World AIDS Day is Thursday, and local students want to raise awareness.
“AIDS doesn’t get much attention,” said Conor Butler, 17. “We still need to spread awareness so people can’t sweep it under the rug. There are still people who have this horrible disease.”
The auto-immune disease, often saddled with stigma and misconceptions, can be hard to talk about.
“What publicity it does get is usually really negative,” said Gabrielle St. Clair, 16.
St. Clair and Butler are the informal leadership of Jackson Hole High School’s Gay Straight Alliance.
The alliance is partnering with Teton County Public Health and Jackson Parents, Families and Friends of Lesbians and Gays, or PFLAG, to sponsor a free program in Jackson Hole High School’s library. The program will include a showing of the film “A Closer Walk” at 6:30 p.m.
Before the movie begins, community members are invited to gather at 6 p.m. to demonstrate concern about HIV and AIDS and remind others of the continuing need for their support and commitment.
“A Closer Walk” depicts the realities of global AIDS. It was conceived by the late Dr. Jonathan Mann, considered by many to be one of the most important figures in the 20th-century fight against global social injustices and a key player in the international response to AIDS.
Mann has a local connection as the brother of Jackson resident Carol Mann.
“My brother Jonathan considered health a human right,” Mann said in a press release. “He tirelessly and passionately worked to educate world leaders that the resolution of the global AIDS pandemic must include both scientific research and a human rights perspective. When people asked why he though he could change the world, he would answer, ‘If we don’t try, will it ever change?’”
“A Closer Walk” was directed by Academy Award nominee Robert Bilheimer.
According to Bilheimer, “The whole point was to level the playing field in terms of what we all, as a human family, understand about AIDS. Making a film that would somehow engage people around the world on this issue was obviously a challenge on the creative side.”
The students hope audience members leave the film screening with awareness and kindness.
“We hope it gives them an educational view so that they don’t just ignore it, but face it,” St. Clair said.
Butler advocated looking at the disease from a human angle.
“It would be great if people were more aware of AIDS as a continuing problem and a problem that real humans with real feelings face,” he said.

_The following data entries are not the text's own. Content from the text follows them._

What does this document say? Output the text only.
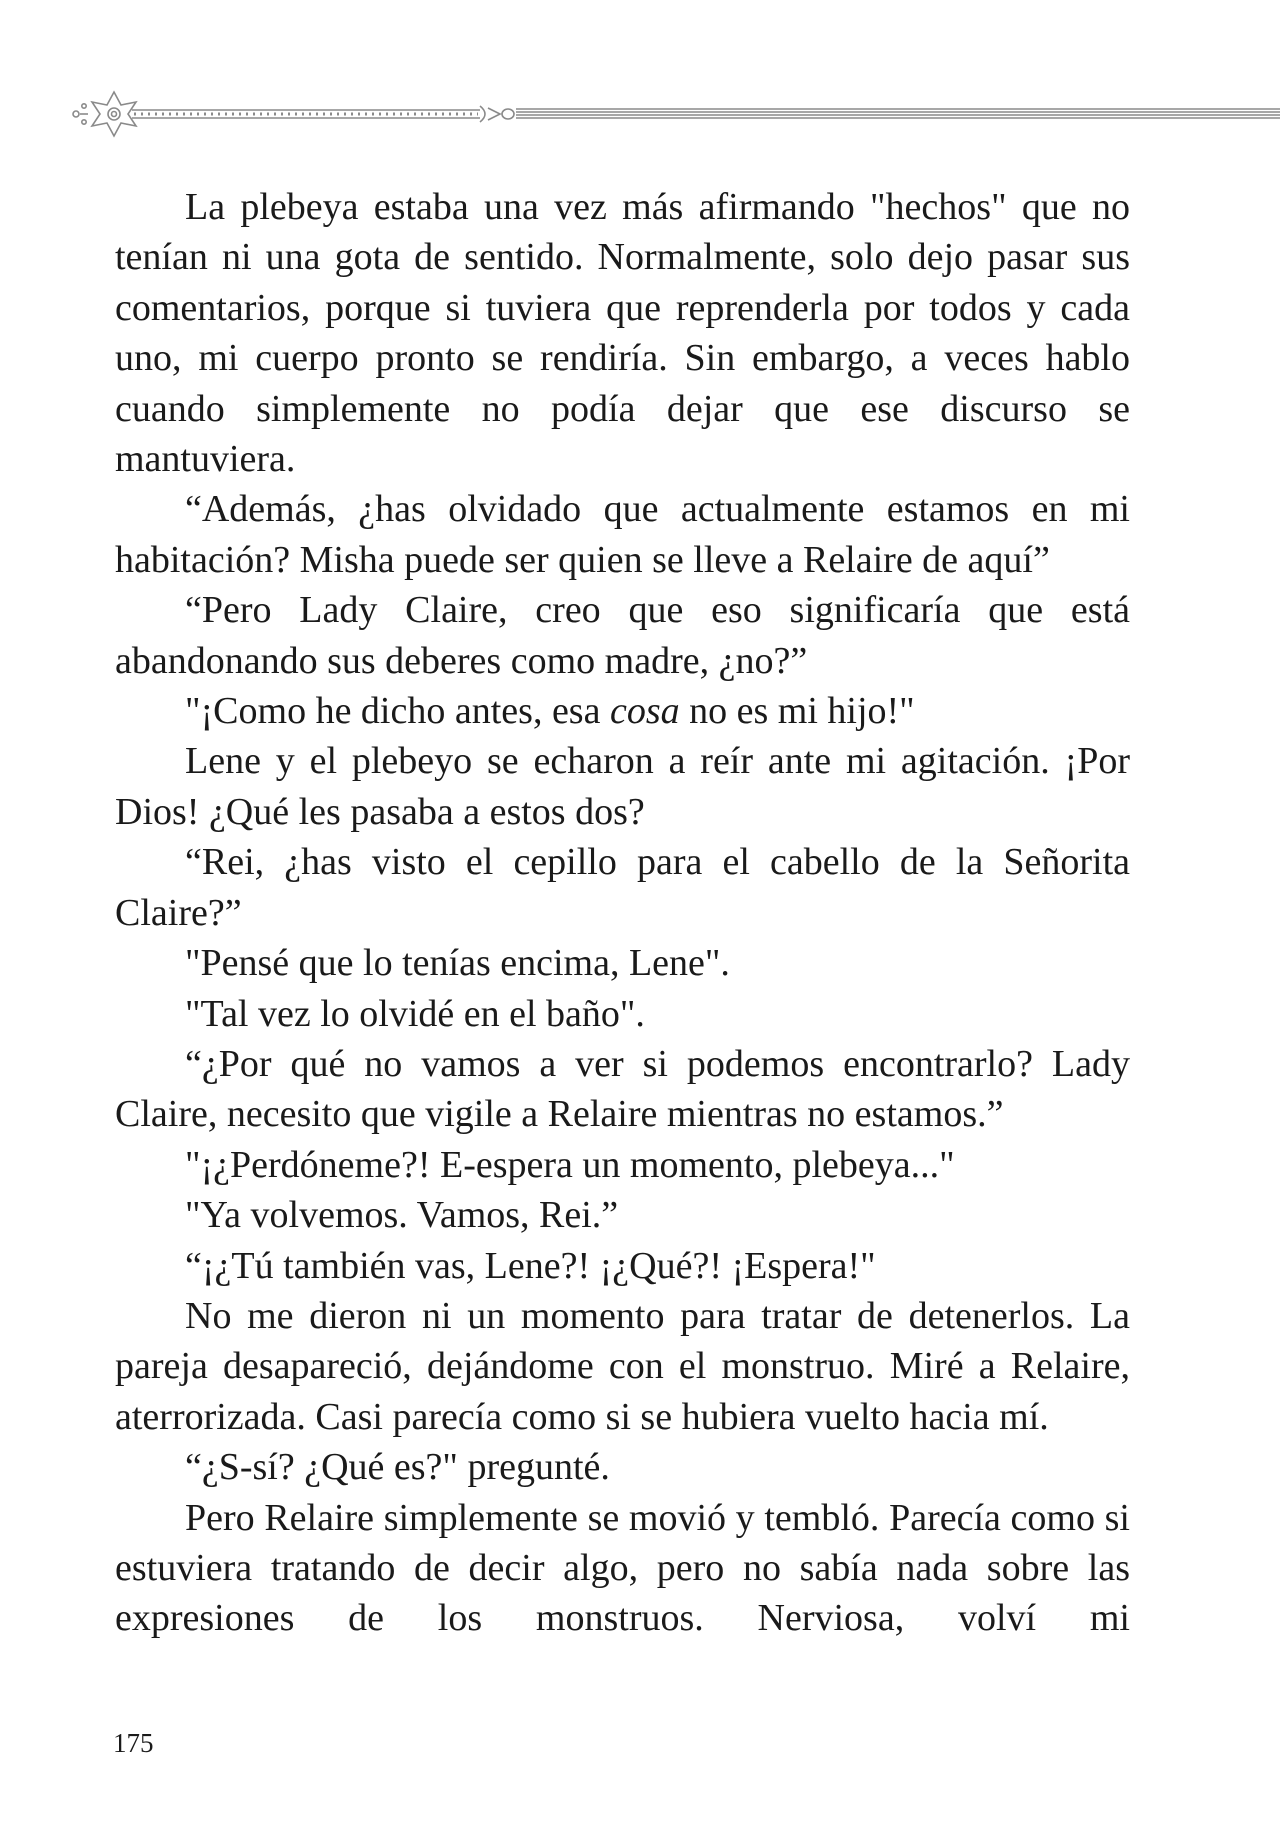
La plebeya estaba una vez más afirmando "hechos" que no tenían ni una gota de sentido. Normalmente, solo dejo pasar sus comentarios, porque si tuviera que reprenderla por todos y cada uno, mi cuerpo pronto se rendiría. Sin embargo, a veces hablo cuando simplemente no podía dejar que ese discurso se mantuviera.

“Además, ¿has olvidado que actualmente estamos en mi habitación? Misha puede ser quien se lleve a Relaire de aquí”

“Pero Lady Claire, creo que eso significaría que está abandonando sus deberes como madre, ¿no?”

"¡Como he dicho antes, esa cosa no es mi hijo!"

Lene y el plebeyo se echaron a reír ante mi agitación. ¡Por Dios! ¿Qué les pasaba a estos dos?

“Rei, ¿has visto el cepillo para el cabello de la Señorita Claire?”

"Pensé que lo tenías encima, Lene".

"Tal vez lo olvidé en el baño".

“¿Por qué no vamos a ver si podemos encontrarlo? Lady Claire, necesito que vigile a Relaire mientras no estamos.”

"¡¿Perdóneme?! E-espera un momento, plebeya..."

"Ya volvemos. Vamos, Rei.”

“¡¿Tú también vas, Lene?! ¡¿Qué?! ¡Espera!"

No me dieron ni un momento para tratar de detenerlos. La pareja desapareció, dejándome con el monstruo. Miré a Relaire, aterrorizada. Casi parecía como si se hubiera vuelto hacia mí.

“¿S-sí? ¿Qué es?" pregunté.

Pero Relaire simplemente se movió y tembló. Parecía como si estuviera tratando de decir algo, pero no sabía nada sobre las expresiones de los monstruos. Nerviosa, volví mi

175
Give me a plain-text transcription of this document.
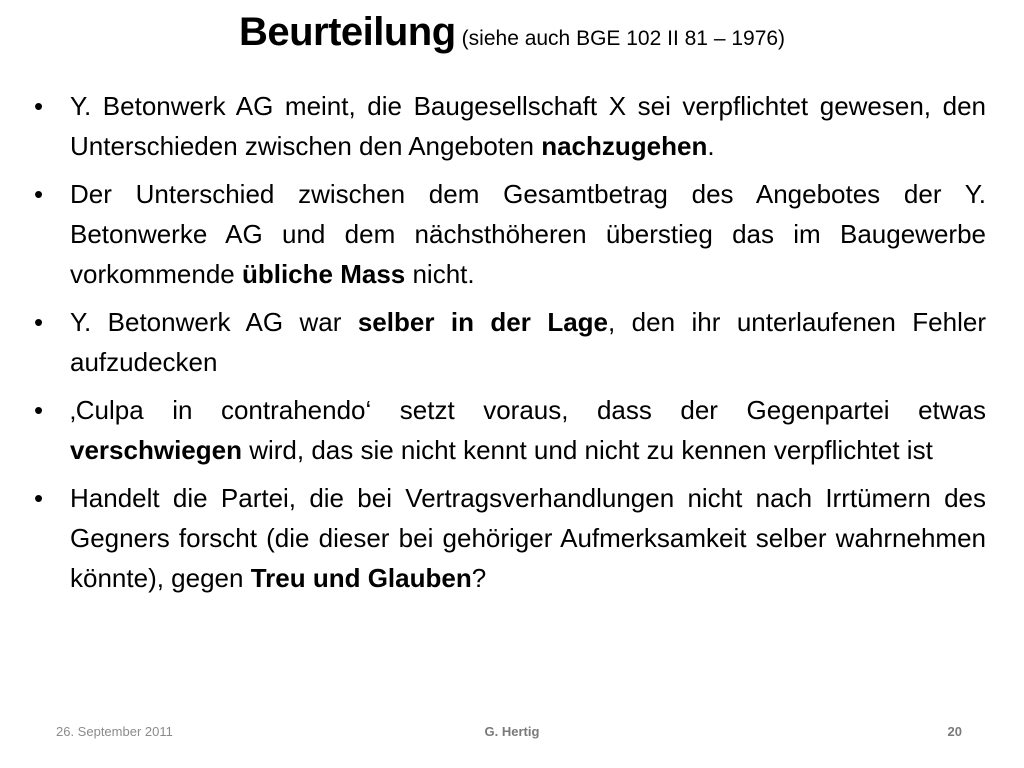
Beurteilung (siehe auch BGE 102 II 81 – 1976)
•
Y. Betonwerk AG meint, die Baugesellschaft X sei verpflichtet gewesen, den Unterschieden zwischen den Angeboten nachzugehen.
•
Der Unterschied zwischen dem Gesamtbetrag des Angebotes der Y. Betonwerke AG und dem nächsthöheren überstieg das im Baugewerbe vorkommende übliche Mass nicht.
•
Y. Betonwerk AG war selber in der Lage, den ihr unterlaufenen Fehler aufzudecken
•
‚Culpa in contrahendo‘ setzt voraus, dass der Gegenpartei etwas verschwiegen wird, das sie nicht kennt und nicht zu kennen verpflichtet ist
•
Handelt die Partei, die bei Vertragsverhandlungen nicht nach Irrtümern des Gegners forscht (die dieser bei gehöriger Aufmerksamkeit selber wahrnehmen könnte), gegen Treu und Glauben?
26. September 2011	G. Hertig	20
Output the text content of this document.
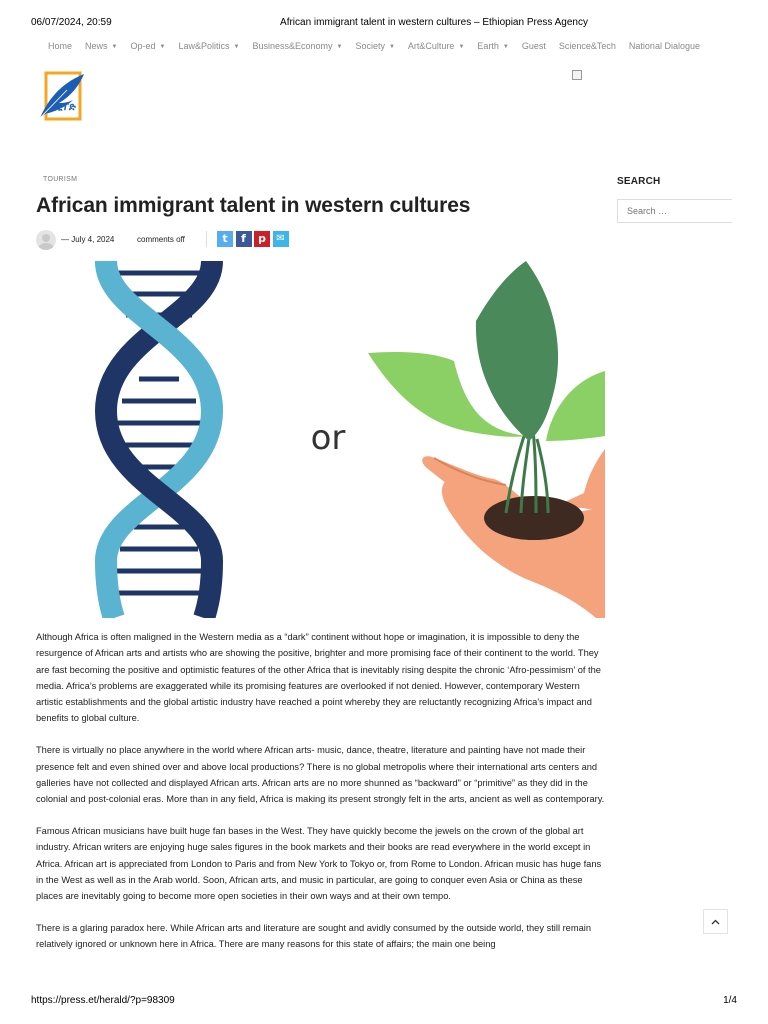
06/07/2024, 20:59	African immigrant talent in western cultures – Ethiopian Press Agency
Home News ▼ Op-ed ▼ Law&Politics ▼ Business&Economy ▼ Society ▼ Art&Culture ▼ Earth ▼ Guest Science&Tech National Dialogue
ኢፕድ
TOURISM
African immigrant talent in western cultures
— July 4, 2024	comments off	t	f	p	✉
or

Although Africa is often maligned in the Western media as a “dark” continent without hope or imagination, it is impossible to deny the resurgence of African arts and artists who are showing the positive, brighter and more promising face of their continent to the world. They are fast becoming the positive and optimistic features of the other Africa that is inevitably rising despite the chronic ‘Afro-pessimism’ of the media. Africa’s problems are exaggerated while its promising features are overlooked if not denied. However, contemporary Western artistic establishments and the global artistic industry have reached a point whereby they are reluctantly recognizing Africa’s impact and benefits to global culture.

There is virtually no place anywhere in the world where African arts- music, dance, theatre, literature and painting have not made their presence felt and even shined over and above local productions? There is no global metropolis where their international arts centers and galleries have not collected and displayed African arts. African arts are no more shunned as “backward” or “primitive” as they did in the colonial and post-colonial eras. More than in any field, Africa is making its present strongly felt in the arts, ancient as well as contemporary.

Famous African musicians have built huge fan bases in the West. They have quickly become the jewels on the crown of the global art industry. African writers are enjoying huge sales figures in the book markets and their books are read everywhere in the world except in Africa. African art is appreciated from London to Paris and from New York to Tokyo or, from Rome to London. African music has huge fans in the West as well as in the Arab world. Soon, African arts, and music in particular, are going to conquer even Asia or China as these places are inevitably going to become more open societies in their own ways and at their own tempo.

There is a glaring paradox here. While African arts and literature are sought and avidly consumed by the outside world, they still remain relatively ignored or unknown here in Africa. There are many reasons for this state of affairs; the main one being

SEARCH
Search …
https://press.et/herald/?p=98309	1/4
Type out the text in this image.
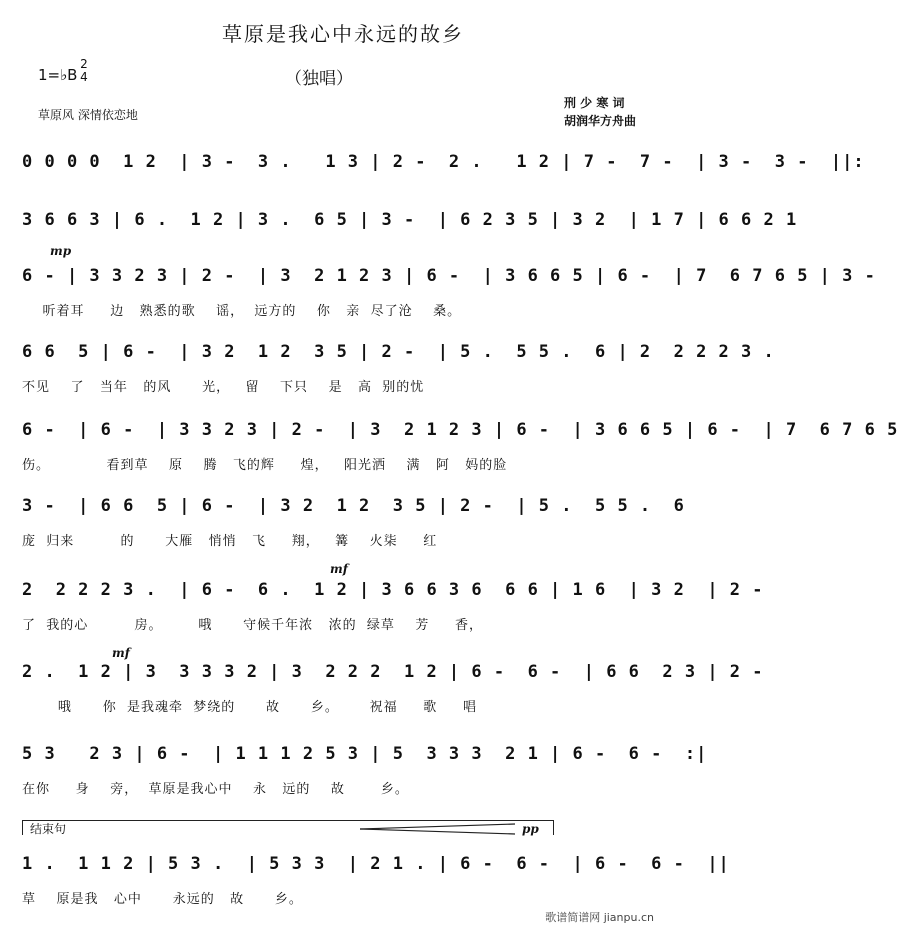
草原是我心中永远的故乡
1=♭B
2
4	（独唱）
草原风 深情依恋地
刑 少 寒 词
胡润华方舟曲
0 0 0 0  1 2  | 3 -  3 .   1 3 | 2 -  2 .   1 2 | 7 -  7 -  | 3 -  3 -  ||:
3 6 6 3 | 6 .  1 2 | 3 .  6 5 | 3 -  | 6 2 3 5 | 3 2  | 1 7 | 6 6 2 1
mp
6 - | 3 3 2 3 | 2 -  | 3  2 1 2 3 | 6 -  | 3 6 6 5 | 6 -  | 7  6 7 6 5 | 3 -
听着耳     边   熟悉的歌    谣，  远方的    你   亲  尽了沧    桑。
6 6  5 | 6 -  | 3 2  1 2  3 5 | 2 -  | 5 .  5 5 .  6 | 2  2 2 2 3 .
不见    了   当年   的风      光，   留    下只    是   高  别的忧
6 -  | 6 -  | 3 3 2 3 | 2 -  | 3  2 1 2 3 | 6 -  | 3 6 6 5 | 6 -  | 7  6 7 6 5
伤。           看到草    原    腾   飞的辉     煌，   阳光洒    满   阿   妈的脸
3 -  | 6 6  5 | 6 -  | 3 2  1 2  3 5 | 2 -  | 5 .  5 5 .  6
庞  归来         的      大雁   悄悄   飞     翔，   篝    火柒     红
mf
2  2 2 2 3 .  | 6 -  6 .  1 2 | 3 6 6 3 6  6 6 | 1 6  | 3 2  | 2 -
了  我的心         房。       哦      守候千年浓   浓的  绿草    芳     香，
mf
2 .  1 2 | 3  3 3 3 2 | 3  2 2 2  1 2 | 6 -  6 -  | 6 6  2 3 | 2 -
哦      你  是我魂牵  梦绕的      故      乡。      祝福     歌     唱
5 3   2 3 | 6 -  | 1 1 1 2 5 3 | 5  3 3 3  2 1 | 6 -  6 -  :|
在你     身    旁，  草原是我心中    永   远的    故       乡。
结束句	pp
1 .  1 1 2 | 5 3 .  | 5 3 3  | 2 1 . | 6 -  6 -  | 6 -  6 -  ||
草    原是我   心中      永远的   故      乡。
歌谱简谱网 jianpu.cn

The alliance’s mission includes addressing homophobia — which students stay still exists, even in relatively liberal Jackson Hole.
“We’re a lot better than the rest of Wyoming,” Butler said. “But there’s still stigma and discrimination.”
St. Clair agreed.
“There’s not a lot, but there’s a little,” she said.
Mark Houser, the coordinator of PFLAG in Jackson and an advocate for LGBTQ safety issues for more than 20 years around the country, said he has also noticed remnants of discrimination. Almost 300 Wyomingites live with HIV or AIDS.
“There’s still stigma in portions of the community around LGBTQ issues,” Houser said. “This is one way students can feel like they have an impact on the adult community in Jackson.”
Free and confidential testing and counseling for HIV are available through Teton County Public Health.
“Our hope is that this evening will raise our community awareness about HIV and AIDS,” Houser said. “In the early years of the AIDS epidemic, many perceived HIV and AIDS to be a ‘gay disease.’ Now it is apparent that the virus can be transmitted in many ways and among diverse populations.”
Houser sees progress.
“I see Jackson, and Wyoming, becoming more aware and more accepting,” he said. “We now have a high school with an active Gay Straight Alliance. Students feel embraced here.”
Journeys School will also have a LGBTQ+ Community Pride Party on Friday to celebrate similar goals as part of the eighth-grade capstone projects.